Once you receive confirmation the proposal is accepted, it is legally binding on all of your creditors and on completion of your proposal, the remaining debt is written off. |
| What are the costs? |
It depends. With some companies, the initial monthly payment you make goes directly to them as “administrative fees”. Other companies request a lump sum fee upfront. While the amount of these fees varies, the average is usually $1,500 but we have also heard there can be fees in excess of $3,000. There is no schedule of costs and you will have to find out on your own.
|
Your Trustee’s fees are set by the government, and are based on a percentage of the amount that you pay to your creditors in the proposal. In a consumer proposal, there are no upfront fees or additional administrative costs and fully disclosed. |
| Will my creditors and the collection agencies stop calling? |
No. Debt settlement companies have no legal ability to stop collection activity. Because the company does not negotiate the settlement upfront and you are not making any payments to your creditors, creditors can still take legal action by garnishing your wages and collection agencies can still call. |
Yes. A stay of proceedings (think about getting your dog to sit and “stay”) is in effect when you start the process. Your debts and interest charges are frozen until a decision is made about the acceptance of the proposal. This prevents your creditors from pursuing collections activities against you, such as court action or wage garnishments.
|
| What debts can be included? |
Unsecured debts such credit cards, department store cards, payday loans or other loans that are not secured by a lien on an asset (such as home equity line of credit or a car loan) can be included.
It is not possible to include secured debt in a debt settlement. |
Unsecured debts such credit cards, department store cards, income tax debt, payday loans or other loans that are not secured against an asset (such as home equity line of credit or a car loan) are included.

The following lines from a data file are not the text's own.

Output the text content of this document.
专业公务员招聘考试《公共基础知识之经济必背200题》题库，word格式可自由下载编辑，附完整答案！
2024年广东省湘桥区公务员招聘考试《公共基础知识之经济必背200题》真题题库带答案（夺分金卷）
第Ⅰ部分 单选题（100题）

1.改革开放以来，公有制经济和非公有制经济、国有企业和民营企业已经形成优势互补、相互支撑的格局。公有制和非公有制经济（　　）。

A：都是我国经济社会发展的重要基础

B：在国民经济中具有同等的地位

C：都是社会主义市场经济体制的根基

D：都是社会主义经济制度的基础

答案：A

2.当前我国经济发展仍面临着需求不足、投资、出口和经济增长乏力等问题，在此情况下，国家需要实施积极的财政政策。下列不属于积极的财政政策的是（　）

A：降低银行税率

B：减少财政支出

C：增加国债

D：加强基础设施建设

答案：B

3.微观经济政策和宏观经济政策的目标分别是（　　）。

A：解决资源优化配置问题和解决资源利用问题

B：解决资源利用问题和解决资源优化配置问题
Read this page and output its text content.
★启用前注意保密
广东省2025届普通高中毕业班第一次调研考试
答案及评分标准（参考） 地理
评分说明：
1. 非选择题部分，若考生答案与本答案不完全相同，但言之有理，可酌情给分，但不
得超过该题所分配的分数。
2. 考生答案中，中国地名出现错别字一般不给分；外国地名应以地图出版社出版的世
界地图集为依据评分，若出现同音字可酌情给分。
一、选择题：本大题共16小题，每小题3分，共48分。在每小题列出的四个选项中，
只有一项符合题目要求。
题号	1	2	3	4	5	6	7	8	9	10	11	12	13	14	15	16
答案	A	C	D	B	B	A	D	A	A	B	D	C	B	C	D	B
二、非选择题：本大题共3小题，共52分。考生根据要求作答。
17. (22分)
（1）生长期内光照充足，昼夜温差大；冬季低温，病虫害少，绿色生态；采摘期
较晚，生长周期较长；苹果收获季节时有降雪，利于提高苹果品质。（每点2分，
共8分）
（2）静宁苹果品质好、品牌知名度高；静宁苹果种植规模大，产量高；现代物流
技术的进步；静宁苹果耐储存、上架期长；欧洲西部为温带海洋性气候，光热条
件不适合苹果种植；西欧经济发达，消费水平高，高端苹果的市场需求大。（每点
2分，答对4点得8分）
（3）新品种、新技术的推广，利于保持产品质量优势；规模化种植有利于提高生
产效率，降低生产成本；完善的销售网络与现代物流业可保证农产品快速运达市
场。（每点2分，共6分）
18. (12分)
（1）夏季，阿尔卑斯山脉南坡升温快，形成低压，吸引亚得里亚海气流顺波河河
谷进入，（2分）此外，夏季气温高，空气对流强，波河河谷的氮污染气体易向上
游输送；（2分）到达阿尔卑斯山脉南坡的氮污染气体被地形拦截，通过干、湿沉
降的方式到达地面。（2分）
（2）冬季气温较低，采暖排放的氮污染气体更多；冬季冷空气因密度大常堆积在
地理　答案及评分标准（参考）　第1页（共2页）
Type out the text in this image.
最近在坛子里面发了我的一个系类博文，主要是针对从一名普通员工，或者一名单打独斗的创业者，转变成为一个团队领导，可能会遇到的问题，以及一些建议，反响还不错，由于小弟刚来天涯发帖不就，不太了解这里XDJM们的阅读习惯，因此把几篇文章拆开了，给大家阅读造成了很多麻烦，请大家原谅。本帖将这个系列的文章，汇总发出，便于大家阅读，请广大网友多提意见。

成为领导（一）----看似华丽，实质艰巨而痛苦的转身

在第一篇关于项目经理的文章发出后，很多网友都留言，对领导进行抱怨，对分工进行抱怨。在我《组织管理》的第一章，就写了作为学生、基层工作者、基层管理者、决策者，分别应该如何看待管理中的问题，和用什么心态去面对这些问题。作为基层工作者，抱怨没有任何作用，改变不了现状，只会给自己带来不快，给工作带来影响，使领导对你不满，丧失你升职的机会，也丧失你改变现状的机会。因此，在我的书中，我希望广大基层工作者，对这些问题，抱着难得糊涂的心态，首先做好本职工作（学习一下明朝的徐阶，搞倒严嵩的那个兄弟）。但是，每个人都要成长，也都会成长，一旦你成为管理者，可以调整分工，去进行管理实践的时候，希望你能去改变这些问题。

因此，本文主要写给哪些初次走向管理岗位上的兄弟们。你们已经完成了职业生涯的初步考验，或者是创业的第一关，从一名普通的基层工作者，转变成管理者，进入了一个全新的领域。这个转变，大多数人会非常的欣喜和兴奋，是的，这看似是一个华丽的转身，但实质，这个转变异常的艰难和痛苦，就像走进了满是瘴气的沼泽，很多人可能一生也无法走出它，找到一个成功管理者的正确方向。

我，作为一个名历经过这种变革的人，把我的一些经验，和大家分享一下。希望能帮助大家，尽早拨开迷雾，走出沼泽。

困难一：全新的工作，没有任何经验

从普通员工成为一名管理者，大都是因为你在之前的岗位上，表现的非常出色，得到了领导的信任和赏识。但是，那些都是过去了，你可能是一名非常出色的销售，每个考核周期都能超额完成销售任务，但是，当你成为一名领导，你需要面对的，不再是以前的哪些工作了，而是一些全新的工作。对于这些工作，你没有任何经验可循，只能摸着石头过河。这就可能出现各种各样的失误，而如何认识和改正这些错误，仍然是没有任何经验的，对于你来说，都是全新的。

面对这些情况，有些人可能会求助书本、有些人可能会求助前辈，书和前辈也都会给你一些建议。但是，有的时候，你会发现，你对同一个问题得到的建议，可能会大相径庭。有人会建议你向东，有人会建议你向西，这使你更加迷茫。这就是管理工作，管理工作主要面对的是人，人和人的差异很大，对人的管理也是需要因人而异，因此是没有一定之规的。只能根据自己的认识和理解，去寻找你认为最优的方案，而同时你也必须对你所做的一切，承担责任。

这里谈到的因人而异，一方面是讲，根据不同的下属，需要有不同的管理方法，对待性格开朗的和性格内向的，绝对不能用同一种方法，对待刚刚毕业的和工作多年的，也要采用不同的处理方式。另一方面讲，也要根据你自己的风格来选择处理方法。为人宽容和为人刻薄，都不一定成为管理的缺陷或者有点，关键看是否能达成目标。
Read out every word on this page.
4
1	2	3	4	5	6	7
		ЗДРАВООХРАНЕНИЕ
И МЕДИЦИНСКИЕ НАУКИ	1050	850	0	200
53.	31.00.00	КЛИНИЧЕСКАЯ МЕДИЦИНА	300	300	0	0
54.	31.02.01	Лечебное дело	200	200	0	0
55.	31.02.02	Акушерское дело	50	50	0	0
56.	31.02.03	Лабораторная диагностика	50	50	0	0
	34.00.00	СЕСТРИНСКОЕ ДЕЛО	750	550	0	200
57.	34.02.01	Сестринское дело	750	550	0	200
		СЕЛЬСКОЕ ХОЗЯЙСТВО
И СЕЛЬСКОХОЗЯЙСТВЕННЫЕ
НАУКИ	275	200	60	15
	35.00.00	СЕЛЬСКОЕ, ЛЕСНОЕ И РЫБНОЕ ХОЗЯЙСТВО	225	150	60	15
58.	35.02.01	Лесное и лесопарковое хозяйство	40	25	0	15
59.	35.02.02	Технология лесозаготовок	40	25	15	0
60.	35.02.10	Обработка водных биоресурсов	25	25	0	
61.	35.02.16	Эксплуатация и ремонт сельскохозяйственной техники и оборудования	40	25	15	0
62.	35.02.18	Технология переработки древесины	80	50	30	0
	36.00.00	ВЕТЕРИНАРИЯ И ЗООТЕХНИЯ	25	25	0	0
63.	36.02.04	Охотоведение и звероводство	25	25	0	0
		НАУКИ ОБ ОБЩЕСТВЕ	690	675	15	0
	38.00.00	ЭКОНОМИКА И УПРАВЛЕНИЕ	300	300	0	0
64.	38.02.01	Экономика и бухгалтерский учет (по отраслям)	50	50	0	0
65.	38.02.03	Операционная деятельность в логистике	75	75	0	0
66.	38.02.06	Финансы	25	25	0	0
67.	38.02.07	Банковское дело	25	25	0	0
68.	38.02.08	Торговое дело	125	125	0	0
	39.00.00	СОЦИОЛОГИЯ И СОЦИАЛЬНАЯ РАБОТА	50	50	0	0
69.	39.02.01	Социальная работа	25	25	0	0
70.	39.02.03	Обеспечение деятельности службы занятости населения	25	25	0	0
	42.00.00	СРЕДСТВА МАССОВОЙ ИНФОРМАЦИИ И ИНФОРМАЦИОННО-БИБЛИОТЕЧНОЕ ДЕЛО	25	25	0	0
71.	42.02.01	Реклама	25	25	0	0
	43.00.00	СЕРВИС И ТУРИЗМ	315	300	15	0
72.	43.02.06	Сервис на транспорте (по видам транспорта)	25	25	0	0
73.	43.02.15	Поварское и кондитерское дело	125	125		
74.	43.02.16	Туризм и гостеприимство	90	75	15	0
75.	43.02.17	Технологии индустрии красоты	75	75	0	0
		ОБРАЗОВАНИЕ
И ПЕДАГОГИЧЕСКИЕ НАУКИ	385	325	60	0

It is not possible to include secured debt in a consumer proposal unless you decide to surrender the secured asset. |
| What happens to the interest charges? |
Because the debt settlement is not negotiated until the end of your plan, interest charges do not stop and will continue to accumulate each month. This means your debt level will continue to increase over the course of your plan.
|
Because a consumer proposal is a binding legal process that is based on the amount you owe at the date of filing, interest charges are stopped when the proposal is filed and your debt level is frozen at the amounts you owe on that date. |
| What is the affect on my credit rating? |
Your credit rating will continue to deteriorate while you are in a debt settlement plan since you are not making regular payments to your creditors. The effect of a debt settlement plan on your credit rating is often the same as that for a consumer proposal. |
When your proposal is completed you will receive a credit rating of R7 for a period of up to three years. After the completion of your proposal, and in some instances before it is even completed, BDO can provide resources to help you re-establish and repair your credit profile.